What the Council does next is crucial to the near and long-term future of the 1 Dexter Road property as well as that of the neighbors, both business and residential, in the Rumford section of the city, many of whom were in the audience Tuesday.
Corliss Blanchard, one of the most vocal of the neighborhood residents, called out Mrs. Rossi and Mr. Rose for their lack of support. She noted how both have backed other similar measures in the past and wondered why they weren’t with the residents this time around.
“We need good people living here,” Ms. Blanchard added. “We don’t need a dump.”

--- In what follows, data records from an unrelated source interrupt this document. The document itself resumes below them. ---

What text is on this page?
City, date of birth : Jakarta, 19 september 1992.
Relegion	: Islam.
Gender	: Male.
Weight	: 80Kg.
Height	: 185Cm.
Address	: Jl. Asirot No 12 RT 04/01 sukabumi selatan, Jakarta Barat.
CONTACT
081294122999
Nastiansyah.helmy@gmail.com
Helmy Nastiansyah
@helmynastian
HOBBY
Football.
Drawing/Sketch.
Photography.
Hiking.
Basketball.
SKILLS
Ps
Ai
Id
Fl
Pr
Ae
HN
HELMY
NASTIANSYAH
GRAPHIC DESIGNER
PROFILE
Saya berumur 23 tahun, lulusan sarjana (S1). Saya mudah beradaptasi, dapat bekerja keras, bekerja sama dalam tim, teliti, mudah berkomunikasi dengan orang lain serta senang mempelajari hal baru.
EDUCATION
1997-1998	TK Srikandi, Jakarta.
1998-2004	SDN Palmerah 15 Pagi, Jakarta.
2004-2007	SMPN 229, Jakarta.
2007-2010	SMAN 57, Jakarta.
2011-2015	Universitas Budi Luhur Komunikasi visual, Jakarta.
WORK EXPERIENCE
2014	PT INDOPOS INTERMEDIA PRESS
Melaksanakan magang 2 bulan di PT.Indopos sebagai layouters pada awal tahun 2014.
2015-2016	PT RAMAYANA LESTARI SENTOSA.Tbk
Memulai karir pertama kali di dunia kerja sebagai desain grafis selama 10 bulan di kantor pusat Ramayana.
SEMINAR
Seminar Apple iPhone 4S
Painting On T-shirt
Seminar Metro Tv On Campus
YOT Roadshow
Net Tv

Chris Ryding, the chief executive officer of Gripnail Fastening Systems located at 97 Dexter Road, spoke Tuesday as a representative of other businesses on the roadway. He noted his company is employee owned and each has a stake in the property value of their building. Mr. Ryding said after some initial trepidation, the original owners of Gripnail agreed not to fight Mr. Foley opening Pond View back in 1998. Their fear of what could happen, however, actually materialized over the last 15 years.

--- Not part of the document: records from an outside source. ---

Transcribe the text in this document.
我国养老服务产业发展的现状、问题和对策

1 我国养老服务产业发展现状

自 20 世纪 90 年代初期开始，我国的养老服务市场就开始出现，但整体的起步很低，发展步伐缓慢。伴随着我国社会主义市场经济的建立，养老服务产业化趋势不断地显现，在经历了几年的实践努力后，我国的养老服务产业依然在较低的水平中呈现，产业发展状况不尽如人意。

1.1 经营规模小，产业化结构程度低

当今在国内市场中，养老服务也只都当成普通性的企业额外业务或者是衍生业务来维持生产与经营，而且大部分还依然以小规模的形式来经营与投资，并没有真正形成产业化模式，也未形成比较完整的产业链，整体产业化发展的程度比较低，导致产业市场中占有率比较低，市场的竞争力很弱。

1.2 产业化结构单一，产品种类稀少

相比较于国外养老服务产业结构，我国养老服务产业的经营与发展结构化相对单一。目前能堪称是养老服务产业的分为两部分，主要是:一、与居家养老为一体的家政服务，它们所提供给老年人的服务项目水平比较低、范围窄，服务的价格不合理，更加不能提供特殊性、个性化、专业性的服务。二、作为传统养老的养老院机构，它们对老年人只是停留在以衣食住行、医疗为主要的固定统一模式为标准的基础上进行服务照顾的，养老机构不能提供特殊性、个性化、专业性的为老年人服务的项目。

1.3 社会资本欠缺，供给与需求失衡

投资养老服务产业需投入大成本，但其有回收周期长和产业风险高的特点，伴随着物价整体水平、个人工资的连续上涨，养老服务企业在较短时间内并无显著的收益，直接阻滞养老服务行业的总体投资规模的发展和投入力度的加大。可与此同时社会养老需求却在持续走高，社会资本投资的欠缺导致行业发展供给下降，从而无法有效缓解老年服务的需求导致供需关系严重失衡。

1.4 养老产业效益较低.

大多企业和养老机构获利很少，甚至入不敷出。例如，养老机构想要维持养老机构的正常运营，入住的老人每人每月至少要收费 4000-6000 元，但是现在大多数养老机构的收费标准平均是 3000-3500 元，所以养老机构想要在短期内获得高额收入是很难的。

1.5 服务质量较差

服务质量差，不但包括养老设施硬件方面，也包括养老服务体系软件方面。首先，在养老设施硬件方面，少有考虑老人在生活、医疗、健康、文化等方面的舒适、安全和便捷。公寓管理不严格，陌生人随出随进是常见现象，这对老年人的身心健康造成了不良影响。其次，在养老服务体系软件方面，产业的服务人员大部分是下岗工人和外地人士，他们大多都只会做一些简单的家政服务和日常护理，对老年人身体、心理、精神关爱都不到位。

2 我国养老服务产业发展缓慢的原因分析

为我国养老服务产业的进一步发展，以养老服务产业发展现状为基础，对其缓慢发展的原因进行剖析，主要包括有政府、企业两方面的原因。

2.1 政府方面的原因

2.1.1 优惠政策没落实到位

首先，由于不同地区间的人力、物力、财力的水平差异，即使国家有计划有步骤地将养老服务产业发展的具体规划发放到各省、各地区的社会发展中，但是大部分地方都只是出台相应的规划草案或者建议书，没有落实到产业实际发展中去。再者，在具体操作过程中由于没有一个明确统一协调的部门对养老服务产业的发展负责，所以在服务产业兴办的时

“After about 100 flat tires, broken promises and delayed compliance, it’s obvious to us our business neighbor does not share our values,” Mr. Ryding said. “(Pond View) has not lived up to the basic human contract of being a good neighbor.”
Mr. Ryding added he was excited about the plans the East Providence Waterfront Commission has for the Dexter Road area, but wondered if they would come to fruition with a “dump” near the location. He said the industrial area of the city’s waterfront has the possibility of being like Jefferson Boulevard in Warwick, but would more likely resemble the landfill in Johnston if Pond View is allowed to remain in operation.

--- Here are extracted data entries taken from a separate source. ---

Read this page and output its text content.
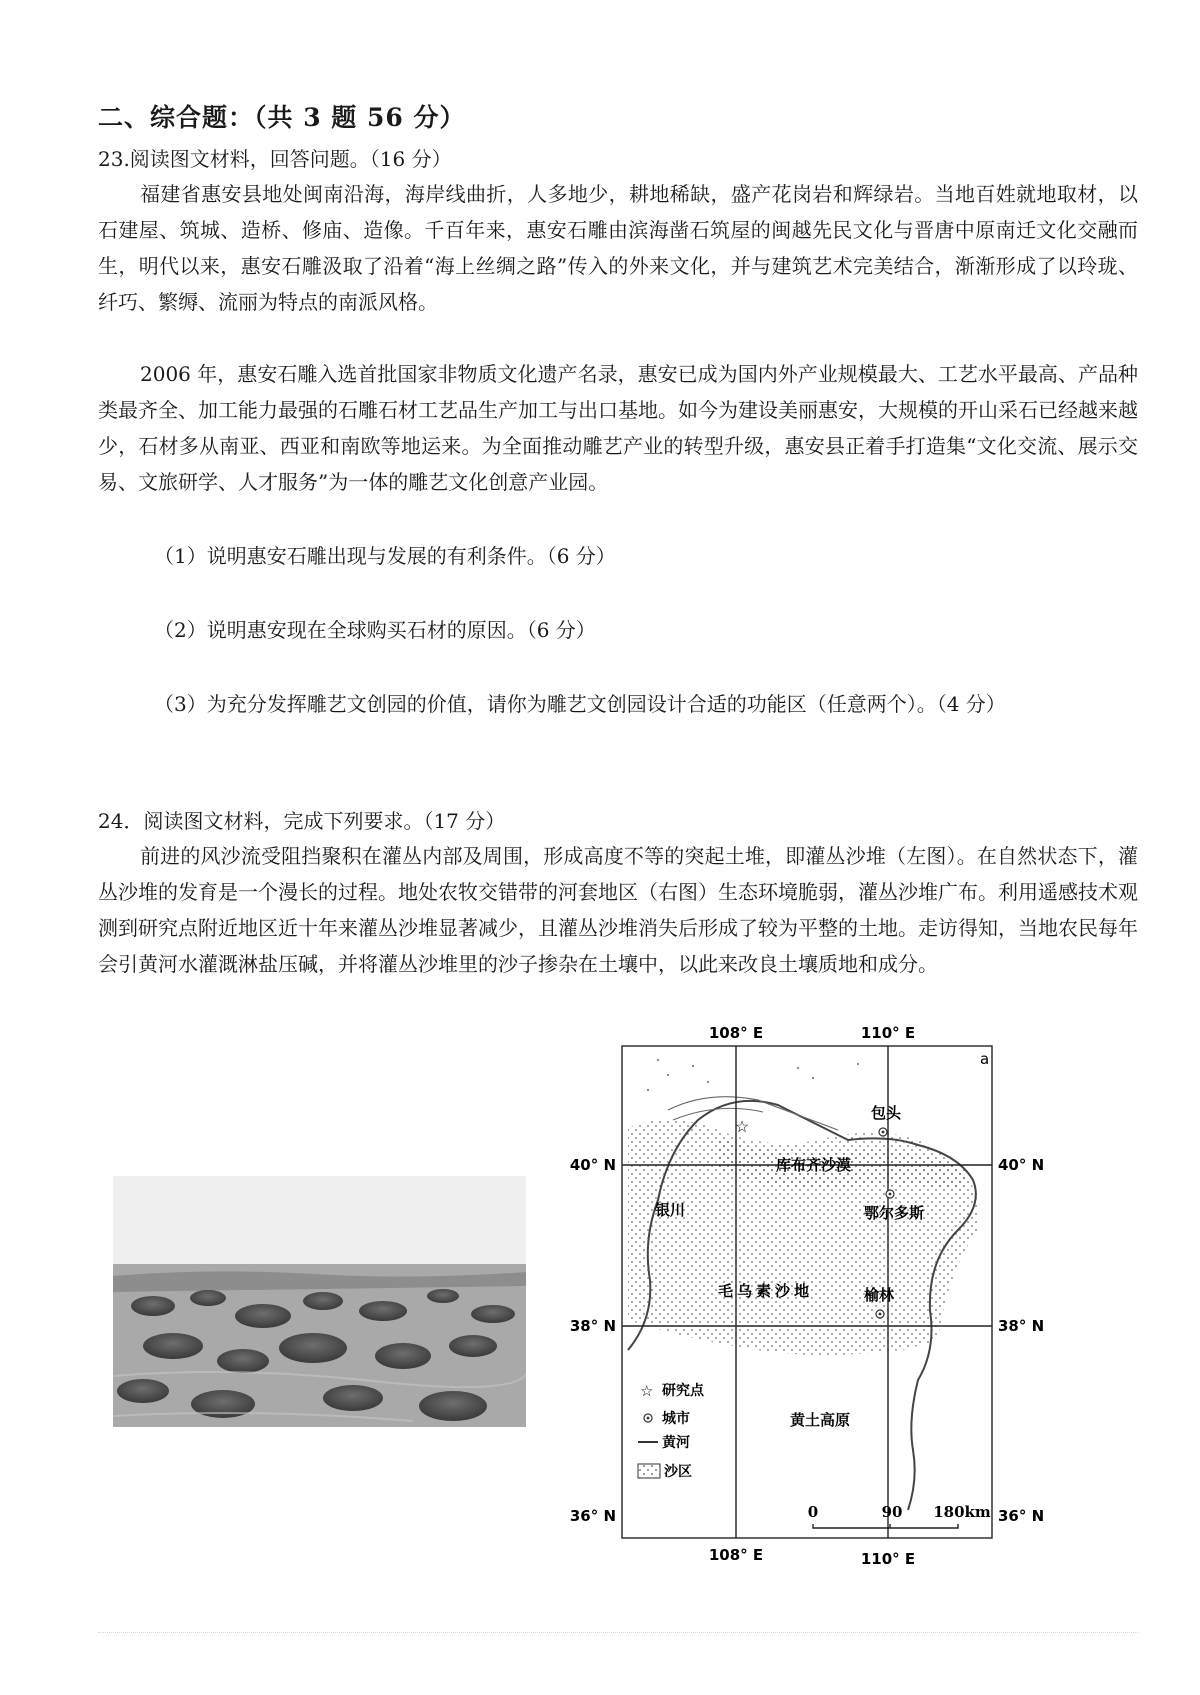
二、综合题：（共 3 题 56 分）
23.阅读图文材料，回答问题。（16 分）
福建省惠安县地处闽南沿海，海岸线曲折，人多地少，耕地稀缺，盛产花岗岩和辉绿岩。当地百姓就地取材，以石建屋、筑城、造桥、修庙、造像。千百年来，惠安石雕由滨海凿石筑屋的闽越先民文化与晋唐中原南迁文化交融而生，明代以来，惠安石雕汲取了沿着“海上丝绸之路”传入的外来文化，并与建筑艺术完美结合，渐渐形成了以玲珑、纤巧、繁缛、流丽为特点的南派风格。
2006 年，惠安石雕入选首批国家非物质文化遗产名录，惠安已成为国内外产业规模最大、工艺水平最高、产品种类最齐全、加工能力最强的石雕石材工艺品生产加工与出口基地。如今为建设美丽惠安，大规模的开山采石已经越来越少，石材多从南亚、西亚和南欧等地运来。为全面推动雕艺产业的转型升级，惠安县正着手打造集“文化交流、展示交易、文旅研学、人才服务”为一体的雕艺文化创意产业园。
（1）说明惠安石雕出现与发展的有利条件。（6 分）
（2）说明惠安现在全球购买石材的原因。（6 分）
（3）为充分发挥雕艺文创园的价值，请你为雕艺文创园设计合适的功能区（任意两个）。（4 分）
24．阅读图文材料，完成下列要求。（17 分）
前进的风沙流受阻挡聚积在灌丛内部及周围，形成高度不等的突起土堆，即灌丛沙堆（左图）。在自然状态下，灌丛沙堆的发育是一个漫长的过程。地处农牧交错带的河套地区（右图）生态环境脆弱，灌丛沙堆广布。利用遥感技术观测到研究点附近地区近十年来灌丛沙堆显著减少，且灌丛沙堆消失后形成了较为平整的土地。走访得知，当地农民每年会引黄河水灌溉淋盐压碱，并将灌丛沙堆里的沙子掺杂在土壤中，以此来改良土壤质地和成分。
108° E	110° E
108° E	110° E
40° N
38° N
36° N
40° N
38° N
36° N
a
☆
包头
库布齐沙漠
银川	鄂尔多斯
毛乌素沙地	榆林
黄土高原
☆ 研究点
城市
黄河
沙区
0	90 180km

Ken Schneider, a Rumford resident and one of the leaders of the East Providence Coalition community activist group, echoed the sentiment of both Ms. Blanchard and Mr. Ryding.
“This is a city-wide issue because we can’t get new businesses to come here. Who wants to open a business near a dump?” Mr. Schneider said. “If any of you (the councilors) lived across from Pond View for just one day, you wouldn’t have to think about your vote.”
Mr. Briden concurred with those residents and business owners he represents in Ward 1. In a rare show of emotion for the usually subdued Council President, he reiterated his earlier point about the harm that would be done to both the city and the reputation of the Council if no appeal is made.
“If the Council fails to vote in favor to appeal this decision, then this will go down as one of the greatest mistakes in the history of our city,” Mr. Briden concluded. “And if we don’t appeal, then the residents of this city should be outraged. We can not allow this decision to stand.”